Dietro questa esperienza non ci sono soltanto i suoi fondatori. A rendere possibile il percorso del Bar del Baseball è stato il contributo di numerosi collaboratori che, nel tempo, hanno condiviso lo stesso spirito di servizio e la stessa passione. Fotografi, collezionisti, studiosi, cronisti e semplici appassionati hanno messo a disposizione competenze, idee e tempo libero, contribuendo alla crescita di un progetto costruito esclusivamente sul volontariato e sull’amore per questo sport.
Tra i risultati più significativi raggiunti in questi dieci anni spicca la nascita del Museo del Baseball, una delle iniziative più importanti dedicate alla conservazione della memoria del batti e corri italiano. Attraverso documenti, fotografie, cimeli e testimonianze, il museo raccoglie e custodisce una parte rilevante della storia del baseball e del softball nazionali, offrendo alle nuove generazioni la possibilità di conoscere le radici di questo sport.
Particolarmente significativo è stato anche il lavoro svolto per valorizzare la storia del baseball a Ustica, realtà che ha scritto pagine straordinarie del movimento italiano e che continua a occupare un posto speciale nella memoria degli appassionati.
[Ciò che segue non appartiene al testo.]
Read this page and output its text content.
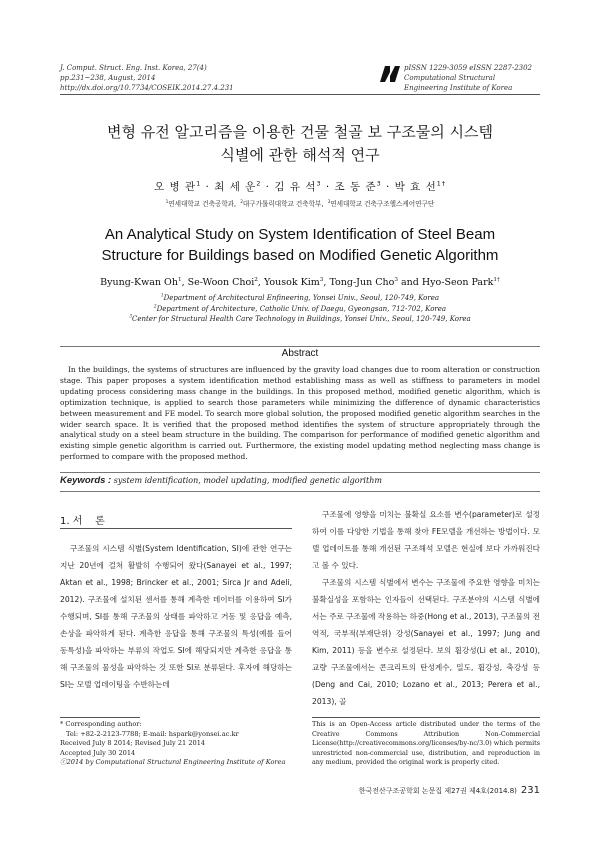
J. Comput. Struct. Eng. Inst. Korea, 27(4)
pp.231~238, August, 2014
http://dx.doi.org/10.7734/COSEIK.2014.27.4.231
pISSN 1229-3059 eISSN 2287-2302
Computational Structural
Engineering Institute of Korea
변형 유전 알고리즘을 이용한 건물 철골 보 구조물의 시스템
식별에 관한 해석적 연구
오 병 관$^1$ · 최 세 운$^2$ · 김 유 석$^3$ · 조 동 준$^3$ · 박 효 선$^{1\dagger}$
$^1$연세대학교 건축공학과, $^2$대구가톨릭대학교 건축학부, $^3$연세대학교 건축구조헬스케어연구단
An Analytical Study on System Identification of Steel Beam
Structure for Buildings based on Modified Genetic Algorithm
Byung-Kwan Oh$^1$, Se-Woon Choi$^2$, Yousok Kim$^3$, Tong-Jun Cho$^3$ and Hyo-Seon Park$^{1\dagger}$
$^1$Department of Architectural Enfineering, Yonsei Univ., Seoul, 120-749, Korea
$^2$Department of Architecture, Catholic Univ. of Daegu, Gyeongsan, 712-702, Korea
$^3$Center for Structural Health Care Technology in Buildings, Yonsei Univ., Seoul, 120-749, Korea
Abstract
In the buildings, the systems of structures are influenced by the gravity load changes due to room alteration or construction stage. This paper proposes a system identification method establishing mass as well as stiffness to parameters in model updating process considering mass change in the buildings. In this proposed method, modified genetic algorithm, which is optimization technique, is applied to search those parameters while minimizing the difference of dynamic characteristics between measurement and FE model. To search more global solution, the proposed modified genetic algorithm searches in the wider search space. It is verified that the proposed method identifies the system of structure appropriately through the analytical study on a steel beam structure in the building. The comparison for performance of modified genetic algorithm and existing simple genetic algorithm is carried out. Furthermore, the existing model updating method neglecting mass change is performed to compare with the proposed method.
Keywords : system identification, model updating, modified genetic algorithm
1. 서 론

구조물의 시스템 식별(System Identification, SI)에 관한 연구는 지난 20년에 걸쳐 활발히 수행되어 왔다(Sanayei et al., 1997; Aktan et al., 1998; Brincker et al., 2001; Sirca Jr and Adeli, 2012). 구조물에 설치된 센서를 통해 계측한 데이터를 이용하여 SI가 수행되며, SI를 통해 구조물의 상태를 파악하고 거동 및 응답을 예측, 손상을 파악하게 된다. 계측한 응답을 통해 구조물의 특성(예를 들어 동특성)을 파악하는 부류의 작업도 SI에 해당되지만 계측한 응답을 통해 구조물의 물성을 파악하는 것 또한 SI로 분류된다. 후자에 해당하는 SI는 모델 업데이팅을 수반하는데

구조물에 영향을 미치는 불확실 요소를 변수(parameter)로 설정하여 이를 다양한 기법을 통해 찾아 FE모델을 개선하는 방법이다. 모델 업데이트를 통해 개선된 구조해석 모델은 현실에 보다 가까워진다고 볼 수 있다.

구조물의 시스템 식별에서 변수는 구조물에 주요한 영향을 미치는 불확실성을 포함하는 인자들이 선택된다. 구조분야의 시스템 식별에서는 주로 구조물에 작용하는 하중(Hong et al., 2013), 구조물의 전역적, 국부적(부재단위) 강성(Sanayei et al., 1997; Jung and Kim, 2011) 등을 변수로 설정된다. 보의 휨강성(Li et al., 2010), 교량 구조물에서는 콘크리트의 탄성계수, 밀도, 휨강성, 축강성 등(Deng and Cai, 2010; Lozano et al., 2013; Perera et al., 2013), 골

* Corresponding author:
Tel: +82-2-2123-7788; E-mail: hspark@yonsei.ac.kr
Received July 8 2014; Revised July 21 2014
Accepted July 30 2014
ⓒ2014 by Computational Structural Engineering Institute of Korea
This is an Open-Access article distributed under the terms of the Creative Commons Attribution Non-Commercial License(http://creativecommons.org/licenses/by-nc/3.0) which permits unrestricted non-commercial use, distribution, and reproduction in any medium, provided the original work is properly cited.
한국전산구조공학회 논문집 제27권 제4호(2014.8) 231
Un impegno che ha contribuito a mantenere viva l’attenzione su una delle esperienze sportive più affascinanti del panorama nazionale.
Nel corso del tempo il Bar del Baseball ha organizzato eventi, incontri e iniziative culturali, entrando in contatto con istituzioni sportive, amministrazioni locali e protagonisti del movimento. Un percorso che ha portato questa realtà a diventare una presenza riconosciuta e rispettata nel panorama nazionale, senza mai rinunciare alla propria indipendenza e alla libertà di espressione che ne hanno caratterizzato il cammino sin dall’inizio.
Il traguardo dei dieci anni rappresenta oggi molto più di una semplice ricorrenza. È la testimonianza di quanto la passione, quando è autentica e condivisa, possa trasformarsi in qualcosa di duraturo e utile per un intero movimento sportivo.
Perché il baseball non è soltanto una partita, una classifica o un risultato. È memoria, appartenenza, comunità. Ed è proprio questo che il Bar del Baseball continua a raccontare da dieci anni, mantenendo viva la storia del batti e corri italiano e dando voce a chi, ogni giorno, contribuisce a scriverla.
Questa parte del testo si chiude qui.